The two measures are expected to go a long way toward bringing relief to Canadian patients who face the burden of high drug costs. But according to health policy expert Joel Lexchin, there’s still a long way to go.
“The new Canadian Drug Agency is supposed to work with the provinces and territories … [in] both assessing effectiveness and negotiating prescription drug prices on behalf of Canadians,” Lexchin, Professor Emeritus of Health Policy and Management at York University, said in a recent commentary.
He noted that two arms of the Canadian Agency for Drugs and Technology in Health (CADTH) — the Common Drug Review (CDR) for drugs in general and the pan-Canadian Oncology Drug Review (pCODR) for drugs used to treat cancer — are already in charge of assessing cost-effectiveness. While both use strong decision methods, their recommendations can be ignored by provinces and territories. And while they take submissions from patient groups — the vast majority of which are partially funded by manufacturers of the drugs they comment on — they do not consider the views of consumer groups, who may have a different opinion on the value of drugs.
Negotiating prices, meanwhile, is the current purview of the pan-Canadian Pharmaceutical Alliance (pCPA). While it has saved over $1.2 billion as of March 2017, Lexchin argued that more could be done. “The savings are only passed onto public drug plans [and] not to people covered by private insurance nor to those who pay out-of-pocket, the most vulnerable group,” he said. The pCPA’s non-transparent price negotiations, along with its limited negotiating power — provinces are not bound to cover every drug the pCPA negotiates for — are other shortfalls.
“Will the new Canadian Drug Agency be able to deal with the shortcomings of CADTH and the pCPA?” Lexchin asked.

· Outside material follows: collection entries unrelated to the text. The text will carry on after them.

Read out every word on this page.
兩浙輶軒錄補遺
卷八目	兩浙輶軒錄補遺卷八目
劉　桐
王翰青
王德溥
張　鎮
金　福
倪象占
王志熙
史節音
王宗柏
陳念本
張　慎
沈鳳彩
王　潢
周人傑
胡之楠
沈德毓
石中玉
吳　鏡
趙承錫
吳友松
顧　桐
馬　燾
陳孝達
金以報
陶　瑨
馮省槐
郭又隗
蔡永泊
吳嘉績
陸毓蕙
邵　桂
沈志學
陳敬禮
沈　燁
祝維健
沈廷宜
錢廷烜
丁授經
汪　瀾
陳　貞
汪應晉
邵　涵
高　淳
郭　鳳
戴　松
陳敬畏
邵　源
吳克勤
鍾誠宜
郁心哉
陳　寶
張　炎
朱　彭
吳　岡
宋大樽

Focusing on drugs against rare diseases, he noted that seven of the top 10 best-selling drugs worldwide are designated in the US as “orphan drugs,” treatments for diseases so rare that the manufacturer isn’t expected to recover the capital invested in research without government assistance. That’s partly due to the practice of “high-tech salami slicing,” where pharmaceutical companies subdivide a rare disease into smaller subsets of diseases — cancer into breast, lunch, stomach, and pancreatic cancer, for example — based on genetic markers that are used to define a rare condition can actually manifest in more than one disease.

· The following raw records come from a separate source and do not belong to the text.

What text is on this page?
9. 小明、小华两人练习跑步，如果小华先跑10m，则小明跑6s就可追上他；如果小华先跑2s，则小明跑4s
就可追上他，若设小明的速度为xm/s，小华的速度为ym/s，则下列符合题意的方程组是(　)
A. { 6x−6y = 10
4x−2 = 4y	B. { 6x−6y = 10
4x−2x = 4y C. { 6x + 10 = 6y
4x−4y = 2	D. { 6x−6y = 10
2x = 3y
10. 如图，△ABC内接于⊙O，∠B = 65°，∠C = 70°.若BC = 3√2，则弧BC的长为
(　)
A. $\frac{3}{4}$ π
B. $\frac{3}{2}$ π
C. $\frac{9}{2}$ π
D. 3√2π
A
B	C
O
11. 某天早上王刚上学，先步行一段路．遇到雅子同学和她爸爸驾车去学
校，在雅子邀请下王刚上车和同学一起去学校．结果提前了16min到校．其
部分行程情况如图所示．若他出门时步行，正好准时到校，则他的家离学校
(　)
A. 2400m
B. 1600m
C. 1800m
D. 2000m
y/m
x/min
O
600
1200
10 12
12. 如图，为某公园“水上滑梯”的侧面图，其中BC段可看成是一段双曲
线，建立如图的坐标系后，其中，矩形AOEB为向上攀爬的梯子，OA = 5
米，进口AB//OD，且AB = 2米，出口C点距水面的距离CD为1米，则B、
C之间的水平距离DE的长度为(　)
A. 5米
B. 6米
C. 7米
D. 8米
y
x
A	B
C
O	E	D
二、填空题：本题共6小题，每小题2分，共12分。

He also argued that clinical trials for drugs are woefully inadequate. As a case in point, he referred to eteplirsen, which treats Duchenne muscular dystrophy and costs US$300,000 yearly. The US Food and Drug Administration (FDA) approved it based on a trial that involved only 12 people, and looked at changes in the level of a muscle protein that are unlikely to produce any significant clinical benefit.
“So, while a new agency and money for drugs for rare diseases are certainly positive steps forward, they are only very partial steps on the road to the desired destination: a pharmacare plan that would cover drugs for everyone in Canada,” Lexchin said.